Run the following command to get final pre-calculated library.

 python [path_to_sf-matching]/SearchWithModel/32_SaveSpectrum.py \
     -db [path_to_spectral_library]/molecular_spectra_neg.db \
     -spectra [path_to_temporary_folder] \
     -model [path_to_precalculated_model] \
     -out_file [path_to_spectral_library]/spectra_data_neg.bin \
     -threads [processes_you_have] \
     -ion 0 # 1 for [M+H]+

Example

You can find an example from the file example_for_precalculate_library.sh

Build model from scratch

This is only for advanced user who have a database of in-house spectra that can be used for training the model. You may need some SQL knowledge. To calculate the whole model from scratch, around 10,000 - 200,000 cpu hours are needed, depending on the size of spectral database.

Requirement

Python == 3.6
numpy == 1.16.2
pandas == 0.24.2
rdkit == 2017.09.2
joblib == 0.11
scipy == 1.2.1
scikit-learn == 0.20.3
Cython == 0.29.6

The program is tested in the version showed above, other version may work but haven’t been tested.

Download link

Download the SF-Matching program:

sf-matching_with_example_spectra_library.zip (26MB, md5sum:219453bca296bf781724082db86485de )
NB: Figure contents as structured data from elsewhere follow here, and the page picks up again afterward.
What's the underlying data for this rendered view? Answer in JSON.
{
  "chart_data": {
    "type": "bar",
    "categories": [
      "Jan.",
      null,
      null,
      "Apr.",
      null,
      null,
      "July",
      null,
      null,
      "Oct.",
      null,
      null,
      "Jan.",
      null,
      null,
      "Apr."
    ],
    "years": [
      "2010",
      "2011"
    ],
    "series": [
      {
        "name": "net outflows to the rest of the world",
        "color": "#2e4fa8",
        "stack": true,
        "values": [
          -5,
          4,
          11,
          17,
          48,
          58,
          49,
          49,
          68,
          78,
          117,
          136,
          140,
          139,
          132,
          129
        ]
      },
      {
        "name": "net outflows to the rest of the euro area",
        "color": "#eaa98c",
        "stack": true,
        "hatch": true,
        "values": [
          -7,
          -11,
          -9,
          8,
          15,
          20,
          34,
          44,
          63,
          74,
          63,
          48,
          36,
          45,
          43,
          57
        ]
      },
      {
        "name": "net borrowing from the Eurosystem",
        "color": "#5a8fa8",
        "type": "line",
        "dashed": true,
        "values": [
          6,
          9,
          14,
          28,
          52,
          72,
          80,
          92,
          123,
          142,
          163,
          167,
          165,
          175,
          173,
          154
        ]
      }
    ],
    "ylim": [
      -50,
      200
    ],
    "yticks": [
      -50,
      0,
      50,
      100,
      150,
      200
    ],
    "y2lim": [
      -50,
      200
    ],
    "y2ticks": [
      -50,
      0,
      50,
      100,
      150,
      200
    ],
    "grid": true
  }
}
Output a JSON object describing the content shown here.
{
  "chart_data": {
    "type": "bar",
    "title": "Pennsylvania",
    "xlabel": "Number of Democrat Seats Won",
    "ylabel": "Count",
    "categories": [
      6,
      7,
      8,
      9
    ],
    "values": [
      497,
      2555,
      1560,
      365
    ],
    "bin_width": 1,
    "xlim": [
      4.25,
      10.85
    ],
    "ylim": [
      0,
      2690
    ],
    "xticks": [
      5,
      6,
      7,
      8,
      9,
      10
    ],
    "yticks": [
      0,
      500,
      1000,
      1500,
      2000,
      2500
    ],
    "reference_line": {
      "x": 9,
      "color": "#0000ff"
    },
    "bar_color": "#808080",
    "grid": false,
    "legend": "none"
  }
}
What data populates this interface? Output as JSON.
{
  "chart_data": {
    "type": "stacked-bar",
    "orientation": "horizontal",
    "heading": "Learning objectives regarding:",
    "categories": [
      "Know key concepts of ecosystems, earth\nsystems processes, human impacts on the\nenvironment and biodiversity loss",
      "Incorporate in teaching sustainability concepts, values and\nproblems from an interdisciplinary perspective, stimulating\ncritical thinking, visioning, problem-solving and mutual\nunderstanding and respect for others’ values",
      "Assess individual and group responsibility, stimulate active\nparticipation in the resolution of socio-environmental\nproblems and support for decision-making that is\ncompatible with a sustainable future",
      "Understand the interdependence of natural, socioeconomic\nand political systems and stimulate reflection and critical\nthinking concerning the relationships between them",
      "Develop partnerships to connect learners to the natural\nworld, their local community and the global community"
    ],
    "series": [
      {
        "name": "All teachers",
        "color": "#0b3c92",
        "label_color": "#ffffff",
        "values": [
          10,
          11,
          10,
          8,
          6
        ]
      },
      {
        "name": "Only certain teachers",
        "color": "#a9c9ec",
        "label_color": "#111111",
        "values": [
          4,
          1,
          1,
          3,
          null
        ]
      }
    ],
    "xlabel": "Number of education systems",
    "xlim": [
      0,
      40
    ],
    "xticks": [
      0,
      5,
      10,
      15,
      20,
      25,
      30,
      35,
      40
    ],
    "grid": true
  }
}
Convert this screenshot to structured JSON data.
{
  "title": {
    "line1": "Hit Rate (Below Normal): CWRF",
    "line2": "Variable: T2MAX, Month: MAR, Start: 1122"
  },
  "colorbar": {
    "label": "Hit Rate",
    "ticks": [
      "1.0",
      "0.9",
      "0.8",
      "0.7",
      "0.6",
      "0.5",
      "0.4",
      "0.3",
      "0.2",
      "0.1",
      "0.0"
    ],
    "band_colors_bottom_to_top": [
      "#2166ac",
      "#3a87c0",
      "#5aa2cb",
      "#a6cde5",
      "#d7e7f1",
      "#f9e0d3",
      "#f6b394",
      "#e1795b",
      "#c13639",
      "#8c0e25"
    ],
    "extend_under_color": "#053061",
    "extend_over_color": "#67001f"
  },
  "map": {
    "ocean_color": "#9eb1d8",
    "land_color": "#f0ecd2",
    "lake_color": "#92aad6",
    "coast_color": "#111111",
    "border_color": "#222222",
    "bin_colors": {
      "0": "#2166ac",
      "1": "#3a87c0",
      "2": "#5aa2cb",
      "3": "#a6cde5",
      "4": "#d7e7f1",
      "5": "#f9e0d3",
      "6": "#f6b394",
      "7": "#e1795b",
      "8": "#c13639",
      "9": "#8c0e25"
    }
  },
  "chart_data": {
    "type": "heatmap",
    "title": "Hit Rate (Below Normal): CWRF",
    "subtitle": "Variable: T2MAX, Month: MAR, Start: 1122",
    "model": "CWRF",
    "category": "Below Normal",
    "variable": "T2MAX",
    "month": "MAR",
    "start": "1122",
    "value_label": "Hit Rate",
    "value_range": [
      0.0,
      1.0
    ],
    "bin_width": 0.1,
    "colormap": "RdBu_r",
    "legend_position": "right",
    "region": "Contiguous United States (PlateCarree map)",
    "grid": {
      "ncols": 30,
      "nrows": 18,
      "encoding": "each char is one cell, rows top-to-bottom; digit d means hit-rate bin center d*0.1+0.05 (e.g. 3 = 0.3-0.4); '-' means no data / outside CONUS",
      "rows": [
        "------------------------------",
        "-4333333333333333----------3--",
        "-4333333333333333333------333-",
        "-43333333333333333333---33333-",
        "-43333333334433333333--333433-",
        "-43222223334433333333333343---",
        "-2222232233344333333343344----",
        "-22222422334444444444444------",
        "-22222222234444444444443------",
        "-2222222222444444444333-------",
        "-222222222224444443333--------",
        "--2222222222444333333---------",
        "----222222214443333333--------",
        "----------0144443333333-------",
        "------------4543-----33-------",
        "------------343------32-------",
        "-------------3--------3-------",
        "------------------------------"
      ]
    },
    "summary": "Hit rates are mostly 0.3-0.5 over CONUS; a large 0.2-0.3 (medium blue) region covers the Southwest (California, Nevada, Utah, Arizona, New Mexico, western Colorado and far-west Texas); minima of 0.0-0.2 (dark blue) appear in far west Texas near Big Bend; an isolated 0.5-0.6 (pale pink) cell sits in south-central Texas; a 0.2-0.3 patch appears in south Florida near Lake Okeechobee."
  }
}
The spectral database will be in the folder sf-matching/Data/model/database.

Usage

Download the SF-Matching program with spectral database and unzip it.
Add your own spectral into the spectral database which is located in sf-matching/Data/database/spectral.db.

Compile the cython module with the following command:

 cd [path_to_sf-matching]
 cd SearchWithModel
 python setup.py build_ext --inplace

Follow the example: example_for_build_model.sh